Зыков Маркел Ипатьевич, торгующий, знающий себе цену крестьянин, даже покрутил головой: вот становой пристав Збитнев Платон Архипович любит пожить на широкую ногу. Служба позволяет. Чего-чего, скажем, а керосина вовсе не экономит, даже сейчас сквозь неплотно прикрытые ставни пробиваются узенькие, но яркие полоски света.
Маркел Ипатьевич пригладил ладонью бороду, подошел к парадному крыльцу с полукруглым навесом, покоящимся на массивных четырехгранных металлических прутах, скрученных в тугую спираль. Он потопал ногами, сбивая с сапог снег, и сбросил с плеча увесистый мешок, в котором глухо, как поленья дров, бились друг о друга жирные мороженые обские стерляди. Сняв шапку, Маркел Ипатьевич вытер ею взмокший от натуги лоб, отдышался и только тогда двумя приплюснутыми, плохо гнущимися пальцами деликатно подергал свисающий из просверленного в косяке отверстия шелковый плетеный шнур с костяным желтоватым шариком на конце. За дверью раздался мелодичный звон колокольца, послышались грузные шаги, дверь распахнулась.
Выставив перед собой большой керосиновый фонарь, на Маркела Ипатьевича уставился сам хозяин дома — грузный пристав, мундир которого давно уже потерял талию. Вторично сдернув с седой головы шапку, Зыков торопливо, но почтительно поклонился:
— С праздничком, Платон Архипыч! Извиняйте, ежели кады чем не потрафил…
— Спасибо, любезный, — разглядев и узнав в посетителе одного из самых богатых сельчан, когда-то хорошо нажившегося на извозе, а позже, после открытия Сибирской железной дороги, переключившегося на маслоделие и торговлю, достаточно уважительно отозвался пристав.
— И ты меня прости, если когда резким словом обидел!..
Прикидываясь простачком, Зыков конфузливо осклабился:
— Тут баба моя подарочек сгоношила, не побрезговайте…
— Чего же ты в дверях стоишь? — укорил Платон Архипович таким тоном, будто давным-давно зазывал Зыкова в гости, а тот вот все не шел и не шел. — Проходи, любезный, проходи!.. Мешок свой… э-э-э… в коридоре оставь….
В прихожей Зыков проворно скинул новенький овчинный полушубок, рукавицей еще раз обмахнул начищенные сапоги и, продолжая прикидываться, совсем было примерился бросить его в угол, но пристав все так же укоризненно протянул:
— Маркел Ипатьевич…
Зыков поспешно кивнул.
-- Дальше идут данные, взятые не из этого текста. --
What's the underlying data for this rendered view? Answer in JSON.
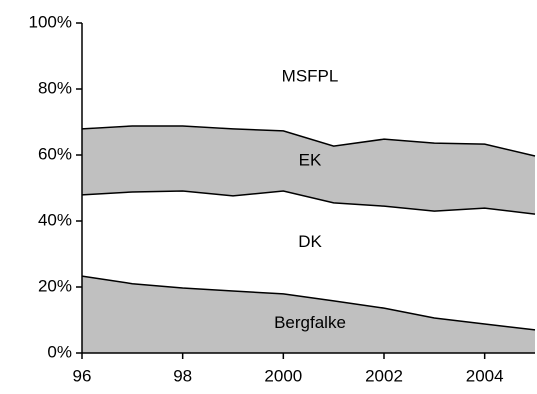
{
  "chart_data": {
    "type": "stacked_area",
    "x": [
      1996,
      1997,
      1998,
      1999,
      2000,
      2001,
      2002,
      2003,
      2004,
      2005
    ],
    "series": [
      {
        "name": "Bergfalke",
        "color": "#c0c0c0",
        "values": [
          23.3,
          21,
          19.7,
          18.8,
          17.9,
          15.8,
          13.6,
          10.6,
          8.8,
          7
        ]
      },
      {
        "name": "DK",
        "color": "#ffffff",
        "values": [
          24.6,
          27.8,
          29.4,
          28.8,
          31.2,
          29.7,
          30.9,
          32.4,
          35.1,
          35.1
        ]
      },
      {
        "name": "EK",
        "color": "#c0c0c0",
        "values": [
          20,
          20,
          19.7,
          20.3,
          18.2,
          17.2,
          20.3,
          20.6,
          19.4,
          17.6
        ]
      },
      {
        "name": "MSFPL",
        "color": "#ffffff",
        "values": [
          32.1,
          31.2,
          31.2,
          32.1,
          32.7,
          37.3,
          35.2,
          36.4,
          36.7,
          40.3
        ]
      }
    ],
    "xlim": [
      1996,
      2005
    ],
    "xticks": [
      {
        "value": 1996,
        "label": "96"
      },
      {
        "value": 1998,
        "label": "98"
      },
      2000,
      2002,
      2004
    ],
    "ylim": [
      0,
      100
    ],
    "yticks": [
      {
        "value": 0,
        "label": "0%"
      },
      {
        "value": 20,
        "label": "20%"
      },
      {
        "value": 40,
        "label": "40%"
      },
      {
        "value": 60,
        "label": "60%"
      },
      {
        "value": 80,
        "label": "80%"
      },
      {
        "value": 100,
        "label": "100%"
      }
    ]
  }
}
Пристроил полушубок и шапку на монументальную, красного дерева, вешалку; степенно одернул пиджак, проверил, на все ли пуговицы застегнута праздничная рубаха, глянул в зеркало и, пригладив ладонями густые, уложенные на прямой пробор волосы, обильно смазанные коровьим маслом, шагнул в комнату, откуда доносились приглушенные голоса и неторопливые переборы гитары.